Pierre Auguste Renoir (1841-1919)
Born: February 25, 1841
Died: 1919
Nationality: French
Biography of Pierre Auguste Renoir
Pierre Auguste Renoir was one of the greatest of the painters affected by Impressionism. He worked from the age of thirteen in a china factory and his early training as a painter on porcelain predisposed him towards the light palette of Impressionism.
In 1861, he spent some time in the teaching studio of the academician Gleyre, where he met Monet, Bazille, and Sisley. He also went to The Louvre often, and was particularly interested in Watteau, Boucher, and Fragonard. All his life he was conscious of the need to study art in museums, and dissatisfied with the purely visual aspects of Impressionism. The main influence on his early career was Courbet, until about 1868, and during this time he used heavy impasto and rather dark colour. In 1868, he and Monet worked together on the Seine, and as a result of painting continually out-of-doors – and of Monet’s influence – his colour became lighter and higher in key, and his handling freer, the whole canvas being managed in patches of coloured light and shadow without any definite drawing. He exhibited in the first three Impressionist exhibitions, and then in the seventh.

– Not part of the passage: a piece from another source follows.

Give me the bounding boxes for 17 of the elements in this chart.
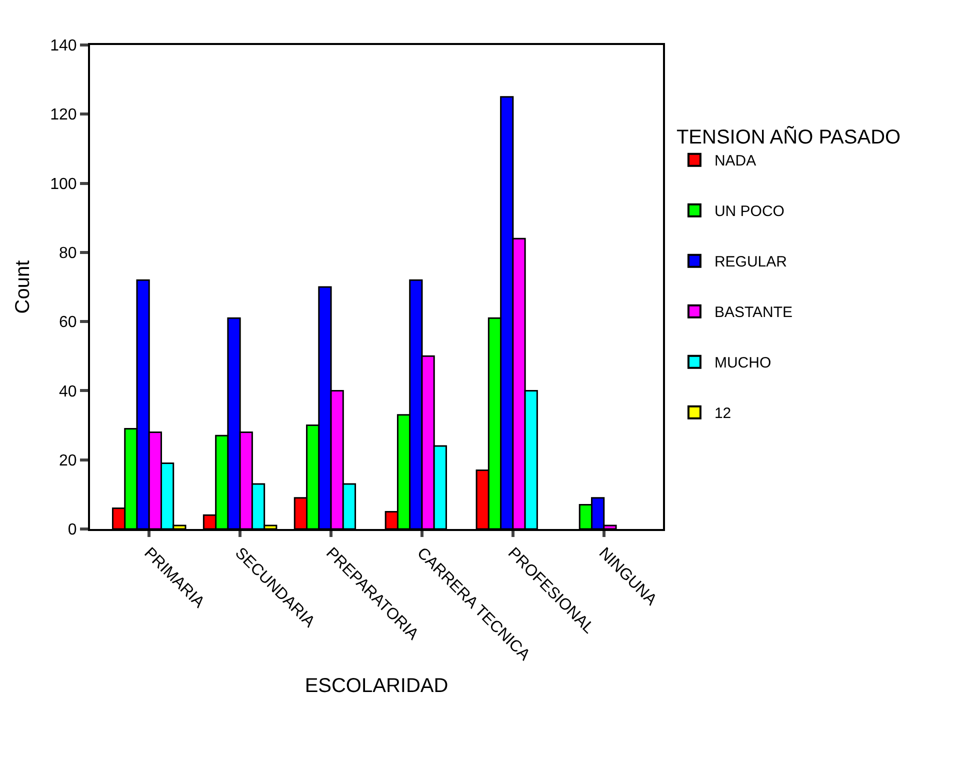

After 1877, he was successful in getting some of his portraits into the Salon (e.g. Mme. Charpentier and her Children; 1878: New York Metropolitan Museum), and was unwilling to risk the market that this offered for the sake of the often disadvantageous advertisement provided by the group shows. In 1879 (and again in 1882), he visited North Africa, was in Guernsey in 1880, and made his first of several trips to Italy in the winter of 1881-82. He later travelled widely, visiting London, Holland, Spain, Germany, studying in museums, and he deeply admired Raphael and Velazquez – more even than Rubens, to whose art his own was so much indebted.

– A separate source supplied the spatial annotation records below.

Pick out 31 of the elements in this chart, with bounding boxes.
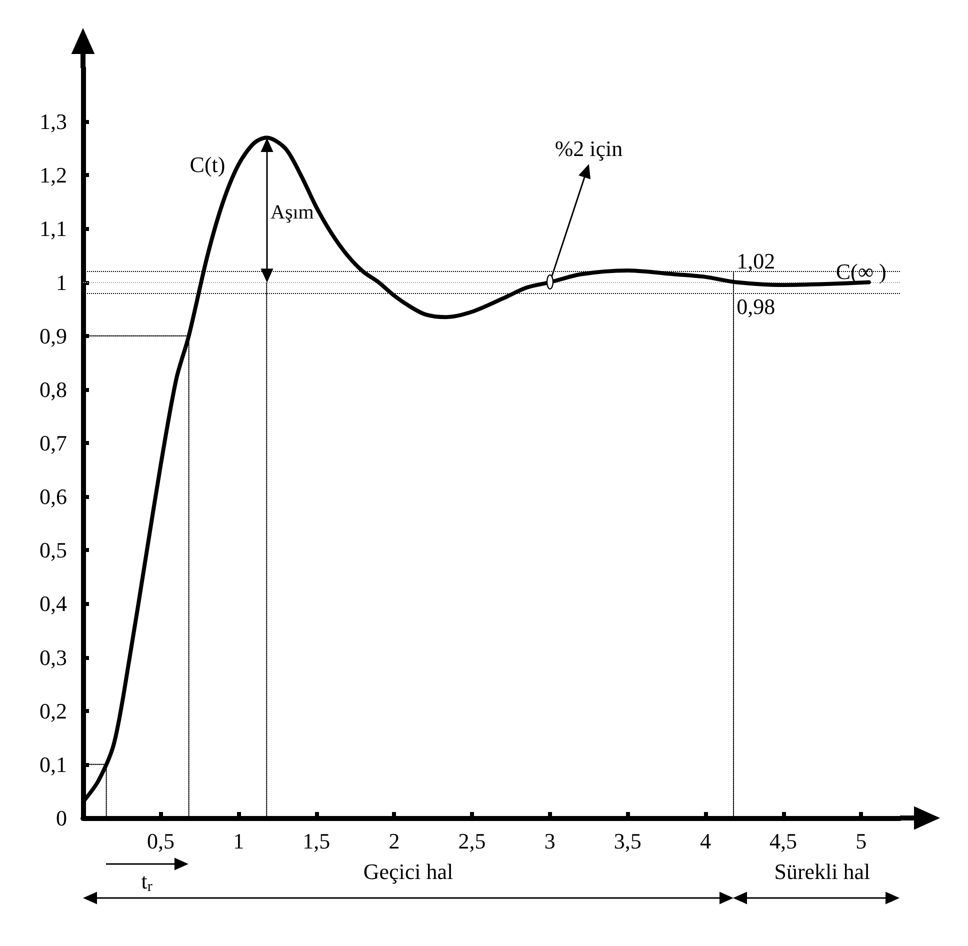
text: Sürekli hal [774,859,870,884]
annotation: 0,98 [736,294,776,319]
y-tick-label: 0 [56,806,67,830]
x-tick-label: 1,5 [302,828,330,854]
y-tick-label: 0,9 [40,323,67,348]
y-tick-label: 0,8 [40,376,67,402]
y-tick-label: 1,2 [40,162,67,188]
x-tick-label: 0,5 [147,828,175,854]
x-tick-label: 3 [544,828,556,854]
x-tick-label: 3,5 [614,828,642,854]
y-tick-label: 0,4 [40,591,67,616]
x-tick-label: 2 [388,828,400,854]
y-tick-label: 0,2 [40,698,67,724]
text: Geçici hal [363,859,454,884]
x-tick-label: 2,5 [458,828,486,854]
annotation: C(t) [190,152,226,177]
y-tick-label: 1,1 [40,216,67,242]
x-tick-label: 5 [856,828,867,854]
y-tick-label: 0,6 [40,484,67,510]
x-tick-label: 4 [700,828,711,854]
annotation: 1,02 [736,248,776,274]
y-tick-label: 0,1 [40,752,67,777]
y-tick-label: 1 [56,270,67,295]
y-tick-label: 1,3 [40,109,67,134]
x-tick-label: 1 [233,828,244,854]
y-tick-label: 0,3 [40,644,67,670]
y-tick-label: 0,5 [40,538,67,563]
annotation: Aşım [270,202,314,224]
annotation: %2 için [554,136,623,161]
x-tick-label: 4,5 [770,828,798,854]
y-tick-label: 0,7 [40,430,67,456]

After his first Italian journey his drawing became much firmer, his Impressionism much less the spontaneous result of purely visual stimuli than the conscious use of colour to recreate nature and form, and this in turn involved departure from Monet’s form of Impressionism – direct painting before the object – by the adoption of a more elaborate technique, with preparatory drawings and successive sessions on the canvas while the figure and its setting were worked up: “Il faut meubler la toile,” was his way of putting it. Where his early works include portraits, landscapes, flowers and groups of figures in settings of cafe, dance-hall, boats, or riverside landscapes, his late works are mostly nudes, or near nudes. The warmth and tenderness of pink and pearly flesh entranced him and gave him full scope for his favourite colour schemes of pinks and reds, and the exploitation of a chosen colour-scheme is in itself an unimpressionist idea: “Ii faut avoir,” he said “le sentiment des fesses et des tetons.”
In 1906, he settled in Cagnes in the south of France, but he was already crippled with arthritis, which finally rendered him completely helpless, so that his last pictures were painted with brushes stuck between his twisted fingers. He also “made” a certain amount of sculpture – “dictated” rather, since the clay was worked by an assistant who added or removed on his instructions, to create rather Maillol-like figures of impressive simplicity and solidity. In his last years, he saw a good deal of Matisse, who lived nearby, and he was interested in and sympathetic to the ideas behind Fauvism.
He painted about 6,000 pictures. There is a large collection in Paris (Museum de l’Impressionnisme), and there are works in Berlin; Boston (Mus.); Budapest; Cambridge, Massachusetts (Fogg); Cardiff; Chicago; Cologne (Wallraf-Richartz); Essen; Glasgow; London (NG, Tate, Courtauld Inst.); Manchester; Ottawa; Rouen; São Paulo; Stockholm; Toronto; and Washington (NG, Phillips). America is particularly rich in Renoirs, since they were bought there when the artist was still unappreciated in Europe. Williamstown, Massachusetts has a particularly instructive contrast between nudes by Renoir and Bouguereau.